En cas d’élévation de 1 mmol·L-1 de la kaliémie, l’insulinémie est multipliée par deux ou trois [15]. L’administration de somatostatine, en inhibant la sécrétion de base d’insuline, élève la kaliémie de 0,5 à 0,7 mmol·L-1, et l’injection d’insuline exogène ramène la kaliémie à sa valeur normale [32].

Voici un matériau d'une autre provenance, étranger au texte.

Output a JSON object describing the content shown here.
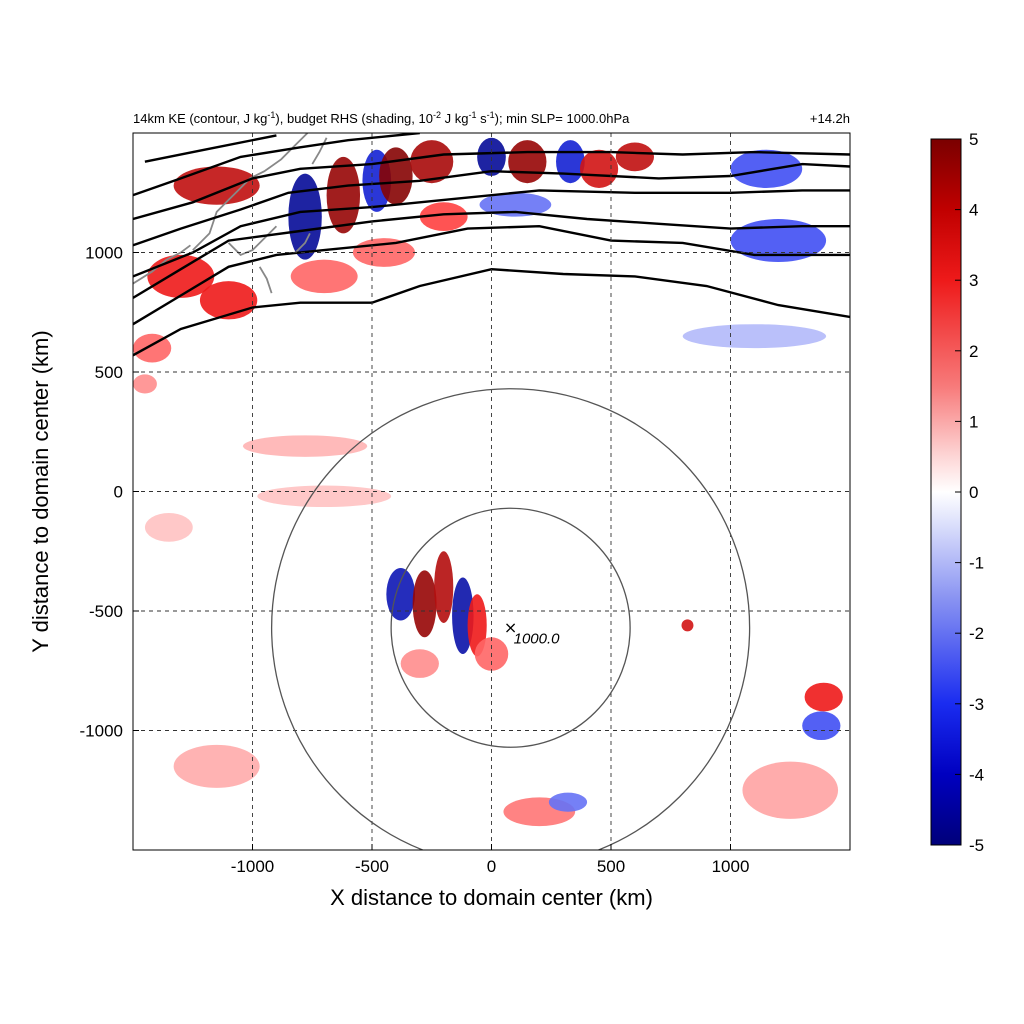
{
  "title": {
    "left_parts": [
      "14km KE (contour, J kg",
      "-1",
      "), budget RHS (shading, 10",
      "-2",
      " J kg",
      "-1",
      " s",
      "-1",
      "); min SLP= 1000.0hPa"
    ],
    "right": "+14.2h"
  },
  "colors": {
    "positive": "#e01010",
    "negative": "#1030e0",
    "neutral": "#ffffff",
    "contour": "#000000",
    "ring": "#555555",
    "coast": "#888888"
  },
  "chart_data": {
    "type": "heatmap",
    "xlabel": "X distance to domain center (km)",
    "ylabel": "Y distance to domain center (km)",
    "xlim": [
      -1500,
      1500
    ],
    "ylim": [
      -1500,
      1500
    ],
    "x_ticks": [
      -1000,
      -500,
      0,
      500,
      1000
    ],
    "y_ticks": [
      -1000,
      -500,
      0,
      500,
      1000
    ],
    "x_tick_labels": [
      "-1000",
      "-500",
      "0",
      "500",
      "1000"
    ],
    "y_tick_labels": [
      "-1000",
      "-500",
      "0",
      "500",
      "1000"
    ],
    "grid": true,
    "colorbar": {
      "min": -5,
      "max": 5,
      "ticks": [
        5,
        4,
        3,
        2,
        1,
        0,
        -1,
        -2,
        -3,
        -4,
        -5
      ],
      "tick_labels": [
        "5",
        "4",
        "3",
        "2",
        "1",
        "0",
        "-1",
        "-2",
        "-3",
        "-4",
        "-5"
      ],
      "colormap": "blue-white-red"
    },
    "storm_center": {
      "x": 80,
      "y": -570,
      "label": "1000.0"
    },
    "rings_km": [
      500,
      1000
    ],
    "ke_contours": [
      [
        [
          -1500,
          570
        ],
        [
          -1300,
          680
        ],
        [
          -1000,
          770
        ],
        [
          -800,
          790
        ],
        [
          -500,
          790
        ],
        [
          -300,
          860
        ],
        [
          0,
          930
        ],
        [
          300,
          910
        ],
        [
          600,
          900
        ],
        [
          900,
          860
        ],
        [
          1200,
          780
        ],
        [
          1500,
          730
        ]
      ],
      [
        [
          -1500,
          700
        ],
        [
          -1300,
          820
        ],
        [
          -1100,
          940
        ],
        [
          -900,
          990
        ],
        [
          -700,
          1010
        ],
        [
          -400,
          1040
        ],
        [
          -100,
          1100
        ],
        [
          200,
          1110
        ],
        [
          500,
          1050
        ],
        [
          800,
          1040
        ],
        [
          1100,
          990
        ],
        [
          1500,
          990
        ]
      ],
      [
        [
          -1500,
          810
        ],
        [
          -1300,
          930
        ],
        [
          -1100,
          1050
        ],
        [
          -800,
          1090
        ],
        [
          -500,
          1130
        ],
        [
          -200,
          1160
        ],
        [
          100,
          1170
        ],
        [
          400,
          1140
        ],
        [
          700,
          1120
        ],
        [
          1000,
          1100
        ],
        [
          1300,
          1110
        ],
        [
          1500,
          1110
        ]
      ],
      [
        [
          -1500,
          900
        ],
        [
          -1250,
          1000
        ],
        [
          -1050,
          1110
        ],
        [
          -800,
          1170
        ],
        [
          -500,
          1190
        ],
        [
          -200,
          1220
        ],
        [
          200,
          1260
        ],
        [
          600,
          1250
        ],
        [
          1000,
          1250
        ],
        [
          1300,
          1260
        ],
        [
          1500,
          1260
        ]
      ],
      [
        [
          -1500,
          1030
        ],
        [
          -1300,
          1100
        ],
        [
          -1050,
          1180
        ],
        [
          -850,
          1250
        ],
        [
          -600,
          1280
        ],
        [
          -300,
          1300
        ],
        [
          0,
          1340
        ],
        [
          300,
          1330
        ],
        [
          700,
          1310
        ],
        [
          1000,
          1320
        ],
        [
          1300,
          1370
        ],
        [
          1500,
          1360
        ]
      ],
      [
        [
          -1500,
          1140
        ],
        [
          -1250,
          1210
        ],
        [
          -1000,
          1310
        ],
        [
          -800,
          1350
        ],
        [
          -500,
          1370
        ],
        [
          -200,
          1410
        ],
        [
          150,
          1420
        ],
        [
          500,
          1420
        ],
        [
          800,
          1410
        ],
        [
          1100,
          1420
        ],
        [
          1500,
          1410
        ]
      ],
      [
        [
          -1500,
          1240
        ],
        [
          -1300,
          1310
        ],
        [
          -1050,
          1400
        ],
        [
          -800,
          1440
        ],
        [
          -600,
          1470
        ],
        [
          -300,
          1500
        ]
      ],
      [
        [
          -1450,
          1380
        ],
        [
          -1200,
          1430
        ],
        [
          -900,
          1490
        ]
      ]
    ],
    "coastlines": [
      [
        [
          -1500,
          870
        ],
        [
          -1420,
          920
        ],
        [
          -1360,
          970
        ],
        [
          -1300,
          1000
        ],
        [
          -1260,
          1030
        ]
      ],
      [
        [
          -1250,
          1010
        ],
        [
          -1180,
          1080
        ],
        [
          -1150,
          1170
        ],
        [
          -1100,
          1220
        ],
        [
          -1050,
          1270
        ],
        [
          -1010,
          1310
        ],
        [
          -950,
          1340
        ],
        [
          -880,
          1390
        ],
        [
          -820,
          1450
        ],
        [
          -770,
          1500
        ]
      ],
      [
        [
          -1100,
          1040
        ],
        [
          -1050,
          990
        ],
        [
          -1000,
          1010
        ],
        [
          -950,
          1060
        ],
        [
          -900,
          1110
        ]
      ],
      [
        [
          -970,
          940
        ],
        [
          -940,
          890
        ],
        [
          -920,
          830
        ]
      ],
      [
        [
          -820,
          1000
        ],
        [
          -780,
          1040
        ],
        [
          -760,
          1080
        ]
      ],
      [
        [
          -750,
          1370
        ],
        [
          -720,
          1420
        ],
        [
          -690,
          1480
        ]
      ]
    ],
    "features": [
      {
        "x": -380,
        "y": -430,
        "sx": 60,
        "sy": 110,
        "value": -4.0
      },
      {
        "x": -280,
        "y": -470,
        "sx": 50,
        "sy": 140,
        "value": 4.5
      },
      {
        "x": -200,
        "y": -400,
        "sx": 40,
        "sy": 150,
        "value": 4.0
      },
      {
        "x": -120,
        "y": -520,
        "sx": 45,
        "sy": 160,
        "value": -4.2
      },
      {
        "x": -60,
        "y": -560,
        "sx": 40,
        "sy": 130,
        "value": 3.0
      },
      {
        "x": 0,
        "y": -680,
        "sx": 70,
        "sy": 70,
        "value": 2.0
      },
      {
        "x": -300,
        "y": -720,
        "sx": 80,
        "sy": 60,
        "value": 1.5
      },
      {
        "x": 1390,
        "y": -860,
        "sx": 80,
        "sy": 60,
        "value": 3.0
      },
      {
        "x": 1380,
        "y": -980,
        "sx": 80,
        "sy": 60,
        "value": -2.5
      },
      {
        "x": 200,
        "y": -1340,
        "sx": 150,
        "sy": 60,
        "value": 1.8
      },
      {
        "x": 320,
        "y": -1300,
        "sx": 80,
        "sy": 40,
        "value": -2.0
      },
      {
        "x": 820,
        "y": -560,
        "sx": 25,
        "sy": 25,
        "value": 3.5
      },
      {
        "x": -780,
        "y": 190,
        "sx": 260,
        "sy": 45,
        "value": 1.0
      },
      {
        "x": -700,
        "y": -20,
        "sx": 280,
        "sy": 45,
        "value": 0.8
      },
      {
        "x": -1150,
        "y": -1150,
        "sx": 180,
        "sy": 90,
        "value": 1.1
      },
      {
        "x": 1250,
        "y": -1250,
        "sx": 200,
        "sy": 120,
        "value": 1.2
      },
      {
        "x": 1100,
        "y": 650,
        "sx": 300,
        "sy": 50,
        "value": -1.0
      },
      {
        "x": 1200,
        "y": 1050,
        "sx": 200,
        "sy": 90,
        "value": -2.5
      },
      {
        "x": 1150,
        "y": 1350,
        "sx": 150,
        "sy": 80,
        "value": -2.5
      },
      {
        "x": -1150,
        "y": 1280,
        "sx": 180,
        "sy": 80,
        "value": 3.8
      },
      {
        "x": -780,
        "y": 1150,
        "sx": 70,
        "sy": 180,
        "value": -4.5
      },
      {
        "x": -620,
        "y": 1240,
        "sx": 70,
        "sy": 160,
        "value": 4.5
      },
      {
        "x": -480,
        "y": 1300,
        "sx": 60,
        "sy": 130,
        "value": -3.5
      },
      {
        "x": -400,
        "y": 1320,
        "sx": 70,
        "sy": 120,
        "value": 4.8
      },
      {
        "x": -250,
        "y": 1380,
        "sx": 90,
        "sy": 90,
        "value": 4.2
      },
      {
        "x": 0,
        "y": 1400,
        "sx": 60,
        "sy": 80,
        "value": -4.5
      },
      {
        "x": 150,
        "y": 1380,
        "sx": 80,
        "sy": 90,
        "value": 4.5
      },
      {
        "x": 330,
        "y": 1380,
        "sx": 60,
        "sy": 90,
        "value": -3.5
      },
      {
        "x": 450,
        "y": 1350,
        "sx": 80,
        "sy": 80,
        "value": 3.5
      },
      {
        "x": 600,
        "y": 1400,
        "sx": 80,
        "sy": 60,
        "value": 3.8
      },
      {
        "x": -1300,
        "y": 900,
        "sx": 140,
        "sy": 90,
        "value": 3.0
      },
      {
        "x": -1100,
        "y": 800,
        "sx": 120,
        "sy": 80,
        "value": 3.0
      },
      {
        "x": -1420,
        "y": 600,
        "sx": 80,
        "sy": 60,
        "value": 2.0
      },
      {
        "x": -700,
        "y": 900,
        "sx": 140,
        "sy": 70,
        "value": 2.0
      },
      {
        "x": -450,
        "y": 1000,
        "sx": 130,
        "sy": 60,
        "value": 2.0
      },
      {
        "x": -200,
        "y": 1150,
        "sx": 100,
        "sy": 60,
        "value": 2.5
      },
      {
        "x": 100,
        "y": 1200,
        "sx": 150,
        "sy": 50,
        "value": -2.0
      },
      {
        "x": -1450,
        "y": 450,
        "sx": 50,
        "sy": 40,
        "value": 1.5
      },
      {
        "x": -1350,
        "y": -150,
        "sx": 100,
        "sy": 60,
        "value": 0.8
      }
    ]
  }
}
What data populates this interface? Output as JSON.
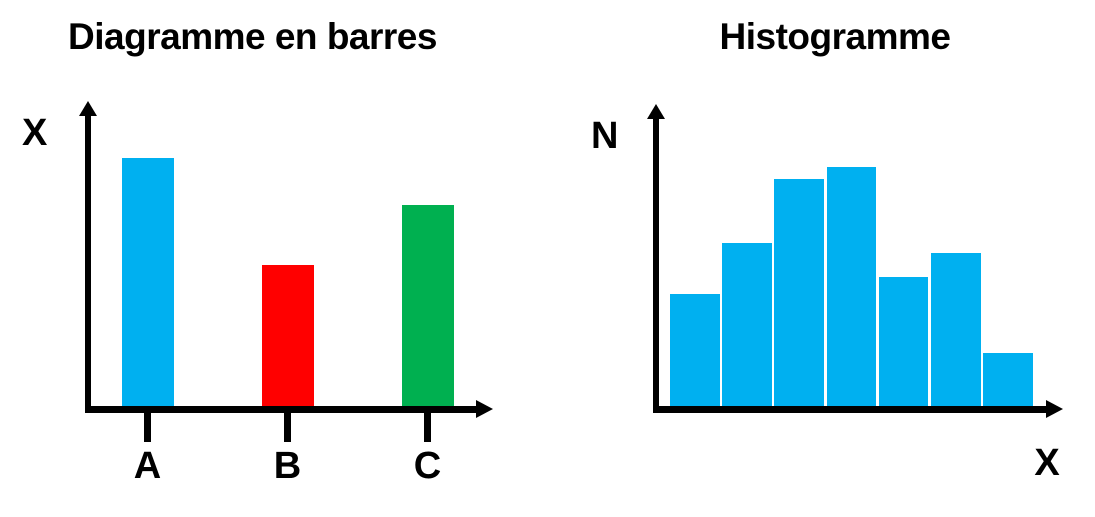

L’insuline agit en activant la pompe Na+ K+ ATPase, indépendamment de l’entrée cellulaire de glucose.
Équilibre acide-base
Il est depuis longtemps reconnu que des modifications du pH plasmatique de 0,1 unité pH entraînent une modification de la concentration en potassium de 0,6 mmol·L-1 dans le sens opposé. Ces données sont probablement caricaturales et selon les circonstances de variations du pH, les modifications de la kaliémie peuvent être très différentes. Cela est dû au fait qu’en réalité le pH est loin d’être le seul paramètre à intervenir dans la variation de la kaliémie au cours des désordres de l’équilibre acide-base
[3].Expérimentalement, la variation de pH induite par l’administration d’un acide minéral entraîne une élévation de la kaliémie beaucoup plus importante que celle due à un acide organique. L’alcalose métabolique par administration de bicarbonates entraîne une diminution de la kaliémie, mais d’amplitude moindre que l’élévation due à une acidose métabolique. Enfin, les variations de pH d’origine ventilatoire sont globalement moins influentes sur la kaliémie que les modifications métaboliques. Les mouvements cellulairesresponsables de ces modifications de concentration plasmatique de potassium font intervenir plusieurs facteurs : concentrations en ions H+ mais aussi en bicarbonates. type d’anion minéral ou organique accompagnant l’ion H+.
Catécholamines
Un certain nombre de travaux réalisés, tant chez l’animal que chez le volontaire
sain normal, laissent à penser que les catécholamines jouent un rôle dans les
mouvements du potassium de part et d’autre de la membrane cellulaire. La perfusion d’adrénaline provoque chez le chien une élévation transitoire de la kaliémie suivie d’une baisse qui persiste aussi longtemps que la perfusion [128]. Cet effet biphasique a été trouvé chez le volontaire sain [25]. L’élévation initiale est liée à un effet alpha [108, 141], alors que l’hypokaliémie secondaire fait intervenir les récepteurs bêta-2-adrénergiques [25, 118], par libération ou captation de potassium par les cellules hépatiques et musculaires [15].
Aldostérone
Il est probable que l’aldostérone ait une action extrarénale de facilitation du
transfert intracellulaire du potassium, mais cela n’a pour l’instant pas été démontré.
Osmolarité
Une augmentation importante et aiguë de l’osmolarité extracellulaire par du mannitol ou du fait d’une hyperglycémie entraîne une augmentation de la kaliémie [124] secondaire à la sortie d’eau puis de potassium de la cellule. Ce mécanisme participe probablement à l’hyperkaliémie chez le patient présentant un diabète insulinodépendant déséquilibré.
Conclusion
Le bilan du potassium est essentiellement maîtrisé par le rein sur lequel l’aldostérone est le facteur le plus actif. Les facteurs extrarénaux qui eux, gouvernent la répartition du potassium entre l’extérieur et l’intérieur de la cellule, et donc directement la kaliémie, sont essentiellement représentés par l’insuline dont le rôle physiologique est bien démontré, et probablement par les catécholamines dont le niveau d’intervention est moins bien défini.